Definido o projeto vencedor do concurso para o Eixo Monumental


A comissão especial formada por arquitetos e profissionais do setor definiu na tarde desta quinta-feira, dia 1º de novembro, o projeto vencedor do Concurso Nacional para Requalificação do Espaço Público do Eixo Monumental de Maringá.

Depois de analisar desde a última terça-feira os 20 projetos inscritos e homologados para o concurso, a comissão multidisciplinar de julgamento escolheu como ideal para ser colocado em prática o estudo realizado pela empresa Natureza Urbana, de São Paulo.

Liderada pelo arquiteto Pedro Paes Lira, a equipe paulistana traz como proposta principal no projeto a potencialização dos espaços públicos do Eixo Monumental, priorizando sua utilização para os pedestres, como um local de encontros e celebrações.

A justificativa principal é que hoje o eixo encontra-se descaracterizado, com a presença de barreiras que resultam na fragmentação do espaço, prejudicando sua compreensão como eixo conector e estruturador.

Batizado de projeto “Eixo Vivo”, a proposta é reestruturar o Eixo Monumental de Maringá recuperando a vida urbana e a unicidade da área central.

A empresa vencedora também argumenta que a pluralidade do espaço possibilita a criação de uma identidade e promove oportunidades distintas de interação e apropriação dos lugares, configurando um panorama de desenvolvimento, inclusão e conservação.

“A cidade de Maringá apresenta uma paisagem única marcada pelo traçado urbano planejado e por seu projeto de arborização urbana que realça as principais avenidas da cidade. O plano urbanístico se desenvolveu considerando dois eixos principais: o da ferrovia, traçado no sentido leste-oeste, e o do Eixo Monumental, conformado a norte-sul”, diz o texto de apresentação do projeto pela equipe.
A divulgação final da equipe vencedora do concurso teve a presença do prefeito de Maringá, Ulisses Maia, e do vice, Edson Ribeiro Scabora.

Depois do anúncio oficial do projeto vencedor, o prefeito fez questão de ligar para o líder e parabenizar toda a equipe de criação.

Também cada membro da comissão julgadora do concurso recebeu um certificado de reconhecimento pela participação.

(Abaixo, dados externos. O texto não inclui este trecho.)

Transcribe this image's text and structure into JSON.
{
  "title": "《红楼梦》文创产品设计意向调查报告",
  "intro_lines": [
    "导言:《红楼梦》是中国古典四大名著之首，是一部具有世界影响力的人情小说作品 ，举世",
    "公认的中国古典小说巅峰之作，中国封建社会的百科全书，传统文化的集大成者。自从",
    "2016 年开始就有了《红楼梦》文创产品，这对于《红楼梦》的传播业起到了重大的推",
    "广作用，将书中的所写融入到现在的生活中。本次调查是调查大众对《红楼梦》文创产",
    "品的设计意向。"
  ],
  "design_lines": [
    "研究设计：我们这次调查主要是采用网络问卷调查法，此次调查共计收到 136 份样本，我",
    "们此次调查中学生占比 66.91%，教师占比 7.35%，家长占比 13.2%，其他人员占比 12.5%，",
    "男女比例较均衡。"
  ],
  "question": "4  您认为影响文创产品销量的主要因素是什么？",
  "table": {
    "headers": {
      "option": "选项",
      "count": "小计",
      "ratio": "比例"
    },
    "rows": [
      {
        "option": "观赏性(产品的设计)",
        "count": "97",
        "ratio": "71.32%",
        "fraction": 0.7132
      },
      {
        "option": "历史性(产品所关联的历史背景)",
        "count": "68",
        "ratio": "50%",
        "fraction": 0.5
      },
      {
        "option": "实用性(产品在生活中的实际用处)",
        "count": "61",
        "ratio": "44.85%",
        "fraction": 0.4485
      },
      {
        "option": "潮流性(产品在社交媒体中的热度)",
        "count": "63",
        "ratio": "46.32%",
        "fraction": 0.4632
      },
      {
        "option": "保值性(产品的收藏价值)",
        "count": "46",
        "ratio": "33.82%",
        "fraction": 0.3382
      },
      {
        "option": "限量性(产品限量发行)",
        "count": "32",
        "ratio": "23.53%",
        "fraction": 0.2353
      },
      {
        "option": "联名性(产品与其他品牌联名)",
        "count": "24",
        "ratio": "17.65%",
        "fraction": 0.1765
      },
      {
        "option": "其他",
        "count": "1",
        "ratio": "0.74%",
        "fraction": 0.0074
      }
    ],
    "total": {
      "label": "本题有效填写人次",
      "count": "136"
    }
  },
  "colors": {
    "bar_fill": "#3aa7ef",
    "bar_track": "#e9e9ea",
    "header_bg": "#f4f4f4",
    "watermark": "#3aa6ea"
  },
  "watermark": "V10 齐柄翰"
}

“Vamos cumprir agora todos os prazos estabelecidos e iniciar a execução das obras previstas dentro do menor espaço de tempo possível”, assegurou o prefeito.

O ato de premiação, assim como a contratação da equipe vencedora do concurso, está programado para o dia 22 de novembro. 

A equipe vencedora assinará contrato com a Prefeitura de Maringá, no valor de R$ 1,150 milhão, para elaboração de todos os projetos executivos previstos para a área a ser requalificada.

Modalidade ideal
Com 1,8 km de extensão e área de 169 mil m², o Eixo Monumental de Maringá é um importante espaço central compreendido entre a Praça da Catedral e o complexo esportivo da Vila Olímpica.

O Concurso Nacional para Requalificação do Espaço Público foi idealizado pelo Instituto de Pesquisa e Planejamento Urbano de Maringá (IPPLAM) e Secretaria Municipal de Planejamento (Seplan) e teve sua organização sob responsabilidade da seção Paraná do Instituto de Arquitetos do Brasil (IAB/PR).

Aberto a participação de profissionais e entidades de todo o país ligadas às áreas de engenharia, arquitetura e urbanismo, o concurso buscou dos concorrentes inscritos a apresentação da melhor proposta de estudo preliminar de arquitetura e paisagismo, visando contratar o vencedor para a elaboração do Projeto Legal, Executivo, Memorial Descritivo, Orçamento Completo, Cronograma Físico-Financeiro, Compatibilização e Coordenação dos Projetos Complementares para a remodelação do espaço público do Eixo Monumental.

O diretor-presidente do Instituto de Pesquisa e Planejamento Urbano de Maringá, Celso Saito, considera que a contratação pela elaboração e execução de um projeto por meio de concurso público é sinal de sucesso e grande conquista para a cidade. “Todo esse processo valoriza a racionalidade da proposta da administração municipal de sempre contratar projetos de qualidade e não só pelo menor preço, previsto nas modalidades convencionais, quando o produto apenas é conhecido depois de sua execução”, finaliza.